Producer Steven Knight (Peaky Blinders) first announced his Charles Dickens’ A Christmas Carol adaptation back in 2017, and now, speaking with Collider, he opened up about the structure and timeline for his ambitious project for the BBC.
“It’s gonna be three one-hours, it’s largely done in terms of the script. We’re planning to shoot this year and hopefully get it on the screen for Christmas… It’s BBC plus an American element which has not been announced yet.“
It’s not clear what the ‘American element’ would be at this point, though Netflix and the BBC have partnered on a number of projects, including Bodyguard and Luther. Beyond that, Knight has his sets on more than A Christmas Carol, arguably the most well-known of Dickens’ work.
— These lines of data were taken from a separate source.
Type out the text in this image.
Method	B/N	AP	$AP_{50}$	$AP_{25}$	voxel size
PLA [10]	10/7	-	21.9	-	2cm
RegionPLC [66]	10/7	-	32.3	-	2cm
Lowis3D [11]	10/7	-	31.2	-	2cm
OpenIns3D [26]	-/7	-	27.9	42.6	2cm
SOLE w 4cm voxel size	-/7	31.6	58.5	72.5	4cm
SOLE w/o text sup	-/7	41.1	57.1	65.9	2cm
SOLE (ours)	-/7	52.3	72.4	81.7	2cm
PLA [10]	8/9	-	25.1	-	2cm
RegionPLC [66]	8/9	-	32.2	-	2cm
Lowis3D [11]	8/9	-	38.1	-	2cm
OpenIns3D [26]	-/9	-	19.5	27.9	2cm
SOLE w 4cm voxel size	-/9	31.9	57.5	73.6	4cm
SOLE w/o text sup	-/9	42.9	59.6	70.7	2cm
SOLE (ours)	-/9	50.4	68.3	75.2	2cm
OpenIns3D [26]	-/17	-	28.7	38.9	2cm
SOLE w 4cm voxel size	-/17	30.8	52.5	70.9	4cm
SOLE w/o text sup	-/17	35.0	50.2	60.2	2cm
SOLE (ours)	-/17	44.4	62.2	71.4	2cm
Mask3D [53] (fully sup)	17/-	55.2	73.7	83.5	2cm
“What I’m planning to do is adapt five Dickens books—A Christmas Carol plus four novels—and do it over a period of six or seven years and have a repertory of actors, and I think we’ll get the best actors in the world, hopefully, to take part because the Dickens characters are so great. And just do like [David]Copperfield and Oliver Twist and Great Expectations and do them in a modern way. Not really in a Taboo way, but sort of like that.“
Knight also indicated he hopes to start filming A Christmas Carol sometime this calendar year. If his three-hour adaptation goes over well with audiences, he will likely move on to his ambitious eight-hour adaptations of the author’s other novels.